By the time I sat down with Tyson, he was already enjoying a refill on his large coffee. His energy, and his caffeine tolerance, are formidable. Even though we’re seated in the middle of busy Starbucks in Manhattan, he exudes everything that makes you crave Southern barbecue. His humility is genuine, and his enthusiasm is thick.

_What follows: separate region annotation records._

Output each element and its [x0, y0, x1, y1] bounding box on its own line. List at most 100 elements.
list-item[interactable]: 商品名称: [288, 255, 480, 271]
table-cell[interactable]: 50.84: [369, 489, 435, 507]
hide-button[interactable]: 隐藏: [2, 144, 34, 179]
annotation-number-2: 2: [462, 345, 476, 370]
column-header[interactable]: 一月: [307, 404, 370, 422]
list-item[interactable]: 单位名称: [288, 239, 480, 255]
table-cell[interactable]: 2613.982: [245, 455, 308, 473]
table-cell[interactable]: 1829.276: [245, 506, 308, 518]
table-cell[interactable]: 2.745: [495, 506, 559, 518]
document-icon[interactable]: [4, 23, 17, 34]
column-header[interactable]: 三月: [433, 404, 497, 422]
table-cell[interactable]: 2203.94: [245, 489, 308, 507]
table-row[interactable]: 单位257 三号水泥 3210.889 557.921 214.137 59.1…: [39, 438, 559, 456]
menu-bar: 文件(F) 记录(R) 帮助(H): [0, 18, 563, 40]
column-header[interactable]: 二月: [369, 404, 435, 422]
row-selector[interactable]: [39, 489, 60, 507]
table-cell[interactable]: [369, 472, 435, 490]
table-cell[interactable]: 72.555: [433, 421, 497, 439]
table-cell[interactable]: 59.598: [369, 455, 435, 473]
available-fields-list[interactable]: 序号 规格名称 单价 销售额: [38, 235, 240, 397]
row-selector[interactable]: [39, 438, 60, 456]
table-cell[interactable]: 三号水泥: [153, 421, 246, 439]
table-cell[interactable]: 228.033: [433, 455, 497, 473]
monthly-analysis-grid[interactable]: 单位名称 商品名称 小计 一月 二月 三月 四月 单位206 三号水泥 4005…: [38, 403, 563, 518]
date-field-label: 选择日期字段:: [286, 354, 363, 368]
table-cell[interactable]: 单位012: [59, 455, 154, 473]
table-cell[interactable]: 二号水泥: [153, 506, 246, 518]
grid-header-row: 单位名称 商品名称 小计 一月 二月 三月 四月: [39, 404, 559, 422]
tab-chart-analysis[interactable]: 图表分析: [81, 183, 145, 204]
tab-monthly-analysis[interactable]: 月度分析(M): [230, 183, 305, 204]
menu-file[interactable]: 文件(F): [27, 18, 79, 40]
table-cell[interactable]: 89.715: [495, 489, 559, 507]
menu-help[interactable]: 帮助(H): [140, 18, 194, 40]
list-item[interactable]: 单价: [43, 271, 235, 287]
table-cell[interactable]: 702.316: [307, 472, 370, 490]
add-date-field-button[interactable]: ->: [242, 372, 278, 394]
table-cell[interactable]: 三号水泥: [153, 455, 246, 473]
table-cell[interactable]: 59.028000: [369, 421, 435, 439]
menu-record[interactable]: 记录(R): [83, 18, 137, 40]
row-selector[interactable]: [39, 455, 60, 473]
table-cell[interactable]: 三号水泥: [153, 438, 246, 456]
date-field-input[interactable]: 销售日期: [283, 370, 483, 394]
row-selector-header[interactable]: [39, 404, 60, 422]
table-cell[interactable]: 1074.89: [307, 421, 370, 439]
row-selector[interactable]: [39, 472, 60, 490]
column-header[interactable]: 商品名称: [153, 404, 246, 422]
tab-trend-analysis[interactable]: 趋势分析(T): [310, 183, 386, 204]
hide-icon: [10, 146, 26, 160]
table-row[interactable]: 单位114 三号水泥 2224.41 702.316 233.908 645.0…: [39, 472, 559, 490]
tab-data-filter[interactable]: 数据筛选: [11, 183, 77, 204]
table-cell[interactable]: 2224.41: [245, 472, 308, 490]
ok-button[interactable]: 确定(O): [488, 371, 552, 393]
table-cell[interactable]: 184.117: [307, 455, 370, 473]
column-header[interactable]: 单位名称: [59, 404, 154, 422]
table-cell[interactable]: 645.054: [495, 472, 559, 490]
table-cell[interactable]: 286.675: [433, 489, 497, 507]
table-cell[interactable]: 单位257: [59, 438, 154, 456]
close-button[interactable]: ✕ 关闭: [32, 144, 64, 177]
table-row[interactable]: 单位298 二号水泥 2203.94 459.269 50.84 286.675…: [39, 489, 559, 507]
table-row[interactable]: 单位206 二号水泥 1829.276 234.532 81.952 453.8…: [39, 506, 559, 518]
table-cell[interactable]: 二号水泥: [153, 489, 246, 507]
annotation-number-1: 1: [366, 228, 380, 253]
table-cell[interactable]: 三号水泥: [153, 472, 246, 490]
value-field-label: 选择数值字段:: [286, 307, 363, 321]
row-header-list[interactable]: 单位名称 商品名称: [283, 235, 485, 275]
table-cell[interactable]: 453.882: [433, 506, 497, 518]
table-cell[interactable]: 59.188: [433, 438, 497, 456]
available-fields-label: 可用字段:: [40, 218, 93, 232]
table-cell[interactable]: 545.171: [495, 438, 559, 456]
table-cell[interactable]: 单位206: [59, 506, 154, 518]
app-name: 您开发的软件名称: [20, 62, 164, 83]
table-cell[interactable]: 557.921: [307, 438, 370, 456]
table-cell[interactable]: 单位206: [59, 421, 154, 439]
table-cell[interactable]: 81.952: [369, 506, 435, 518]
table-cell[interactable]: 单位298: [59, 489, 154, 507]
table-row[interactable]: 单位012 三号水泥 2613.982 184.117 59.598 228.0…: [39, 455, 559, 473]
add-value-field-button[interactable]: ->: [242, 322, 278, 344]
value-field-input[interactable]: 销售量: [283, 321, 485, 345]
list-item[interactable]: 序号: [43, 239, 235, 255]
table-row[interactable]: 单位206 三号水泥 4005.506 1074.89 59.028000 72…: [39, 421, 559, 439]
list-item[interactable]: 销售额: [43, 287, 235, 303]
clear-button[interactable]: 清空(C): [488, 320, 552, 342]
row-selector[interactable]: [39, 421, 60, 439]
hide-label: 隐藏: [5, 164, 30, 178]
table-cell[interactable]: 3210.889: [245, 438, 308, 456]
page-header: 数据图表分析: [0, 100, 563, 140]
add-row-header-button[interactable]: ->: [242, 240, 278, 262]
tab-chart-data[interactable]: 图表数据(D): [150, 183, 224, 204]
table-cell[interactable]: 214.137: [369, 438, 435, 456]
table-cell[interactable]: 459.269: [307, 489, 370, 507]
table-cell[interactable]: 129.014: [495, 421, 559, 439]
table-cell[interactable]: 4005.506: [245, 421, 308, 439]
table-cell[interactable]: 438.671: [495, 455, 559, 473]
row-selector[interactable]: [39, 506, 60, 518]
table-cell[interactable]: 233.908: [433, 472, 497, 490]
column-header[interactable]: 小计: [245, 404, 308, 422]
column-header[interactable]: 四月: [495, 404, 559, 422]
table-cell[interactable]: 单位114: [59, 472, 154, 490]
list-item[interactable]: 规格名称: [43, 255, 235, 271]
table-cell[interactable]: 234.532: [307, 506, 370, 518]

Expect the Church to welcome in the parishoners of pork this very summer. Come May, or June at the latest, you’ll be able to waste whole afternoons (and evenings! [“I’m not interesting in turning tables. I’m not interesting in reservations.”]) enjoying over twenty taps and feasting on heritage hams and pork sandwiches. And the place is huge, almost obscenely so: 14-foot celings, over 4000 total square feet. A German style beer hall, right in the heart of Morgantown.
Mmmm…pork ribs.
Barbecue is one of those foods, like pierogies, that people have a lot of emotion about. A neuroscientist once told me that smoked meat lights up a very particular part of the brain, evoking something within us that is both animalistic and tender. You can’t help but want to wreak just a little havoc when there’s pork ribs on the line, and when Arrogant Swine opens its doors in Bushwick, the most pleasing and gentle kind of beer-hall chaos will undoubtably ensue. And you can trust Tyson Ho to serve up the kind of pork that taps exactly into that barbecue vein: “If I’m gonna stay up all night cooking it, I’m gonna get the best pig possible.”
Arrogant Swine is expected to open this summer. It will be located off the Morgan Ave subway stop.